Erich Heckel était déjà un artiste établi en Allemagne, en tant que membre du mouvement expressionniste Brücke groupe, lorsque la Première Guerre mondiale éclata. « Comme beaucoup d’artistes et d’intellectuels, il était enthousiasmé par cette guerre et s’est porté volontaire pour aller au front. Mais heureusement, il était trop vieux, 31 ans en 1914. Il a été refusé», explique Lieven Van Den Abeele.

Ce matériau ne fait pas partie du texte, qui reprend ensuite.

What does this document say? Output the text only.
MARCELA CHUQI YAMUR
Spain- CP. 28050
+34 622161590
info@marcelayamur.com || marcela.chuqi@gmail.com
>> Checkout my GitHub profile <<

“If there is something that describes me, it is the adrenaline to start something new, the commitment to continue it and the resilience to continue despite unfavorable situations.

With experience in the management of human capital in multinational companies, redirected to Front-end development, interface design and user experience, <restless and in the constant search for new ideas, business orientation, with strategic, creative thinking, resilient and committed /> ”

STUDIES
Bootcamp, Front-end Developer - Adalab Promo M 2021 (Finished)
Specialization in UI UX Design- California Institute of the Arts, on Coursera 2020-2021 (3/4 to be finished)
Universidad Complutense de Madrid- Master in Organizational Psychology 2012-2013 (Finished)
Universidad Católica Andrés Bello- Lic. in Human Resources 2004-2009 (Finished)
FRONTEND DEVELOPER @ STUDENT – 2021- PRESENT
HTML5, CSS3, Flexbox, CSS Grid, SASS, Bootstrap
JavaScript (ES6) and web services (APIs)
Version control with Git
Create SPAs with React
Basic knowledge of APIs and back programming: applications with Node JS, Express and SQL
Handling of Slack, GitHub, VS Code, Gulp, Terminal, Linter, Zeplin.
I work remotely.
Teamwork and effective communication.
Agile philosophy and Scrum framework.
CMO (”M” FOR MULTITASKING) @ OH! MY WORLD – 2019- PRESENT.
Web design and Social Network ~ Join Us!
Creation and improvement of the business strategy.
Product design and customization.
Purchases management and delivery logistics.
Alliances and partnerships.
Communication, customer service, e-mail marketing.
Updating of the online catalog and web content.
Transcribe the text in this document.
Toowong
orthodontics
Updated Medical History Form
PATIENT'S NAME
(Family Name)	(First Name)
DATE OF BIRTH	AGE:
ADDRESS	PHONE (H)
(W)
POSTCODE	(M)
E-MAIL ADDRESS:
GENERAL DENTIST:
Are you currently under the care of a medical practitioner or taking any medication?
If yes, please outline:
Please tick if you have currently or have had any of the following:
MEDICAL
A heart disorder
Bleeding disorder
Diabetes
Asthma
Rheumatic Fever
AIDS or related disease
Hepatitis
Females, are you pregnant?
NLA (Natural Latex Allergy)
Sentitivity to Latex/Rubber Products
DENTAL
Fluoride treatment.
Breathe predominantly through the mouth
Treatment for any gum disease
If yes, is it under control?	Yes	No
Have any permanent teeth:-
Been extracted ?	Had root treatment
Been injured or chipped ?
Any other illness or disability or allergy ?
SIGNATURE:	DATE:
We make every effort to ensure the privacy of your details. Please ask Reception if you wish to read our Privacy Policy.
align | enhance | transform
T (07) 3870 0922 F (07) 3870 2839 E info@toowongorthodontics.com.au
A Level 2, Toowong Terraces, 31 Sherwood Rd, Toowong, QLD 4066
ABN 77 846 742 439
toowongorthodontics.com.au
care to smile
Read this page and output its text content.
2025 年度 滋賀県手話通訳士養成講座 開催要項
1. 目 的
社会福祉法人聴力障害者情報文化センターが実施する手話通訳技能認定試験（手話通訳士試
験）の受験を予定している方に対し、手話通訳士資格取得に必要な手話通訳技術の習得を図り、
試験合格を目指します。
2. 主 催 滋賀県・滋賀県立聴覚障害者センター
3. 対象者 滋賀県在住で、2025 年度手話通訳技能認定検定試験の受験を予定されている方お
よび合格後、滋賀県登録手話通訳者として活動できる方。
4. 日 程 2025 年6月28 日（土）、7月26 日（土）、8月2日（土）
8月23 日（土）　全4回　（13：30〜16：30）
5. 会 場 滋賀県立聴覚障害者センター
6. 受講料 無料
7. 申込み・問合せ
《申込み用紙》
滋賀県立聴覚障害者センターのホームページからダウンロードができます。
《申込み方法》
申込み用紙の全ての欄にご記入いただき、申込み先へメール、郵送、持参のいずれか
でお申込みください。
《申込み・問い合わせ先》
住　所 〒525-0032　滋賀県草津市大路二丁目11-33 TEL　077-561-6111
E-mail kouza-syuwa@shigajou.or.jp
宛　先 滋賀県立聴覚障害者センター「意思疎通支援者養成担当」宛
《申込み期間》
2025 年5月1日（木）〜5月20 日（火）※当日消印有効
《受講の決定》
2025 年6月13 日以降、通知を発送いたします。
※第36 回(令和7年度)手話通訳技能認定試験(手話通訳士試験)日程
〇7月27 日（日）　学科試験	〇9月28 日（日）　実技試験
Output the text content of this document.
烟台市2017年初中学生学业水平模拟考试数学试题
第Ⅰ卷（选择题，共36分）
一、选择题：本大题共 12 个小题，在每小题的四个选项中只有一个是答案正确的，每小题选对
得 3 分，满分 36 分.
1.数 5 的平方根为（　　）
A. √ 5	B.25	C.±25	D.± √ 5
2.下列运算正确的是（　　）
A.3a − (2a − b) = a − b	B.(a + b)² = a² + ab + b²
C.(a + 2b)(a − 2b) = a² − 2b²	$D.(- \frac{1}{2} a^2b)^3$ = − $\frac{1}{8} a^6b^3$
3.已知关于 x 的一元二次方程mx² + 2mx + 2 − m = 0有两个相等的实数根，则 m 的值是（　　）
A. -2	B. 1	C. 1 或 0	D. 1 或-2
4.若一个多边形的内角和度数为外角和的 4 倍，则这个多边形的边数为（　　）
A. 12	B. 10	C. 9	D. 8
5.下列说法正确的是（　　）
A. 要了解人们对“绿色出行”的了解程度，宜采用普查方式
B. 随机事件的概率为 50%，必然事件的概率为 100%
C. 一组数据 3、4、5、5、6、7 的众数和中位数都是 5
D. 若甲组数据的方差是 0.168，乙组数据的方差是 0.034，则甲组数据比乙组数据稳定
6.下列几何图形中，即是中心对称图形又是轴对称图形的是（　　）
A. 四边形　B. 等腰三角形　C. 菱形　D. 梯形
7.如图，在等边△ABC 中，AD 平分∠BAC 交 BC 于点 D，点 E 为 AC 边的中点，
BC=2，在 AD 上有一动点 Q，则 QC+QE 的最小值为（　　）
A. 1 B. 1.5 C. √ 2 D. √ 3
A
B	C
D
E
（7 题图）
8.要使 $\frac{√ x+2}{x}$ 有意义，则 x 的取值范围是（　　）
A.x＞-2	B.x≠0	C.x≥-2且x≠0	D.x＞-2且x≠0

Infirmière dans les gares de Roulers, Ostende et Gand
Heckel a alors essayé par l'intermédiaire de la Croix-Rouge. Avec plusieurs autres artistes et écrivains, il fut envoyé en Flandre. Elles devaient travailler comme infirmières de la Croix-Rouge dans les gares de Roulers, Ostende et Gand, qui servent de «Krankensammelstelle» ou des centres de triage pour les soldats évacués du front blessés.
Travailler 24 heures, se reposer 24 heures : c'est ainsi que fonctionnait le régime. Outre ses soins infirmiers, Erich Heckel a encore du temps pour ses carnets de croquis, où il « rapporte l’actualité presque comme un journaliste ». Il représente des soldats, des médecins, des collègues infirmiers, des civils. Des visages vaincus, marqués par des expériences traumatisantes. Des garçons sous le choc. Une femme au regard vide à une table de café à Roulers.
« La question n'est pas de savoir s'il était pour ou contre la guerre, nationaliste ou pacifiste », explique Lieven Van Den Abeele. « Erich Heckel était un artiste très humain, doté d'une grande empathie pour les êtres humains. A son premier retour à Berlin, il va rendre visite aux blessés de la ville ; ils le reconnaissent, ils demandent à entendre des histoires du front.
Le matériel artistique est rare dans ces années-là. Heckel et ses amis se contentent de peintures de qualité inférieure et découpent leurs gravures sur bois dans des planches de vieux lambris. Heckel bénéficie d'une liberté de mouvement et effectue des voyages à Bruges, à Gand, dans la région de la Lys et sur la côte.